In about 1921 Jenkins visits Stringham’s mother, Mrs. Foxe, and stepfather, Buster, at their Berkeley Square apartment, whose opulence takes Nicholas back a century. He enters the library, “generally crimson in effect, containing a couple of large Regency bookcases. A female portrait, by appearance a Romney, hung over the fireplace, and there was a malachite urn of immense size on a marble topped table by the window…” [QU 55/57].
This setting illustrates the opulence of the apartment, but at first we do not know how long these objects have been in the family. Regency antiques are easily purchased nowadays on the Internet. This mahogany book case (circa 1815) was for sale in May, 2013, for 65,000 pounds sterling (www.georgianantiques.net). Prince George was Regent from 1811-1820, but the Regency furniture period in Great Britain encompasses about 1800 to 1830. The style features mahogany, rosewood, and ebony, sometimes supplemented by brass inlays or metal grills, and incorporating classical Greek or Roman motifs.

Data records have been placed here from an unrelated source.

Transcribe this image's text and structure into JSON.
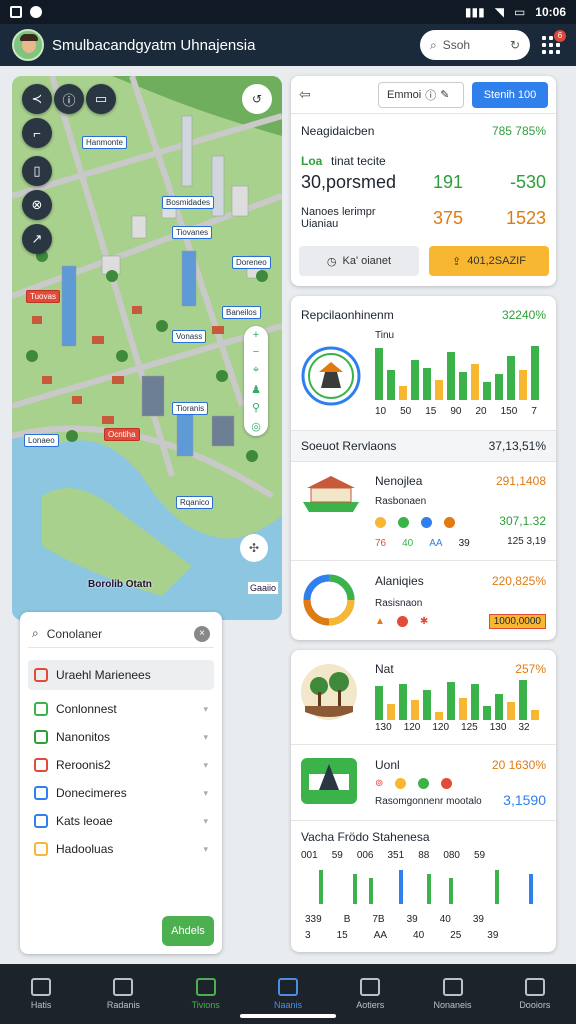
{
  "status_bar": {
    "time": "10:06",
    "left_icons": [
      "sim-icon",
      "settings-icon"
    ]
  },
  "app": {
    "title": "Smulbacandgyatm Uhnajensia",
    "search_placeholder": "Ssoh",
    "notification_count": "6"
  },
  "map": {
    "tool_buttons": [
      "≺",
      "ⓘ",
      "▭",
      "⌐",
      "▯",
      "⊗",
      "↗"
    ],
    "labels": [
      "Hanmonte",
      "Bosmidades",
      "Tiovanes",
      "Tuovas",
      "Baneilos",
      "Vonass",
      "Tioranis",
      "Lonaeo",
      "Ocntiha",
      "Rqanico",
      "Doreneo"
    ],
    "bay_label": "Borolib Otatn",
    "corner_label": "Gaaiio"
  },
  "layers": {
    "search_value": "Conolaner",
    "items": [
      {
        "label": "Uraehl Marienees",
        "color": "#e24b3a",
        "selected": true
      },
      {
        "label": "Conlonnest",
        "color": "#3bb34a"
      },
      {
        "label": "Nanonitos",
        "color": "#2e9e3a"
      },
      {
        "label": "Reroonis2",
        "color": "#e24b3a"
      },
      {
        "label": "Donecimeres",
        "color": "#2f80ed"
      },
      {
        "label": "Kats leoae",
        "color": "#2f80ed"
      },
      {
        "label": "Hadooluas",
        "color": "#f7b731"
      }
    ],
    "apply_label": "Ahdels"
  },
  "card1": {
    "filter_select": "Emmoi",
    "action_button": "Stenih 100",
    "title": "Neagidaicben",
    "title_value": "785 785%",
    "row1_label_a": "Loa",
    "row1_label_b": "tinat tecite",
    "row1_main": "30,porsmed",
    "row1_val1": "191",
    "row1_val2": "-530",
    "row2_label": "Nanoes lerimpr Uianiau",
    "row2_val1": "375",
    "row2_val2": "1523",
    "btn_left": "Ka' oianet",
    "btn_right": "401,2SAZIF"
  },
  "card2": {
    "title": "Repcilaonhinenm",
    "title_value": "32240%",
    "sub": "Tinu",
    "axis_labels": [
      "10",
      "50",
      "15",
      "90",
      "20",
      "150",
      "7"
    ],
    "section_label": "Soeuot Rervlaons",
    "section_value": "37,13,51%",
    "item1": {
      "name": "Nenojlea",
      "value": "291,1408",
      "sub": "Rasbonaen",
      "nums": [
        "307,1.32",
        "125 3,19"
      ],
      "marks": [
        "76",
        "40",
        "AA",
        "39"
      ]
    },
    "item2": {
      "name": "Alaniqies",
      "value": "220,825%",
      "sub": "Rasisnaon",
      "tag": "1000,0000"
    }
  },
  "card3": {
    "item1": {
      "name": "Nat",
      "value": "257%",
      "axis": [
        "130",
        "120",
        "120",
        "125",
        "130",
        "32"
      ]
    },
    "item2": {
      "name": "Uonl",
      "value": "20 1630%",
      "sub": "Rasomgonnenr mootalo",
      "amount": "3,1590"
    },
    "section": "Vacha Frödo  Stahenesa",
    "col_tops": [
      "001",
      "59",
      "006",
      "351",
      "88",
      "080",
      "59"
    ],
    "col_bottoms": [
      "339",
      "B",
      "7B",
      "39",
      "40",
      "39"
    ],
    "col_bottoms2": [
      "3",
      "15",
      "AA",
      "40",
      "25",
      "39"
    ]
  },
  "chart_colors": {
    "green": "#3bb34a",
    "orange": "#f7b731",
    "blue": "#2f80ed"
  },
  "nav": [
    {
      "label": "Hatis",
      "state": "normal"
    },
    {
      "label": "Radanis",
      "state": "normal"
    },
    {
      "label": "Tivions",
      "state": "green"
    },
    {
      "label": "Naanis",
      "state": "blue"
    },
    {
      "label": "Aotiers",
      "state": "normal"
    },
    {
      "label": "Nonaneis",
      "state": "normal"
    },
    {
      "label": "Dooiors",
      "state": "normal"
    }
  ]
}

George Romney (1734-1802) (a distant cousin of the American family of politicians) was a prolific and acclaimed British portraitist. He struggled early in his career and was never a member of the Royal Academy but won prizes and developed a fashionable aristocratic following. Romney painted Emma, married to Lord Hamilton, and later mistress of Lord Nelson, over 60 times. “George Romney specialized in capturing the qualities valued by aristocratic society — health, youth, good looks, and an air of breeding. His refined works are distinguished by easy poses, flowing curves, and an overall elegance of design (Boston Museum of Fine Arts)” For a fuller portfolio of his portraits see the George Romney entry at museumsyndicate.com. Romney was a contemporary of Gainsborough and Reynolds, maintaining a particular rivalry with the latter. We later will accompany Jenkins when he references these other eighteenth century luminaries.
Mrs. Foxe, heiress to a South African gold fortune, might have purchased the bookcase or the painting. However, the urn, of good Russian malachite from the Ural mountains, had been given to an ancestor of Mrs. Foxe’s first husband, Lord Warrington, by the Tsar early in the nineteenth century. Mrs. Foxe’s urn, though “immense,” might not have been quite so imposing as this one from the Tsar’s palace of about 1830, which was displayed at the Chicago Exposition of 1893 and is now a focal point of the Lightner Museum in St. Augustine, Florida.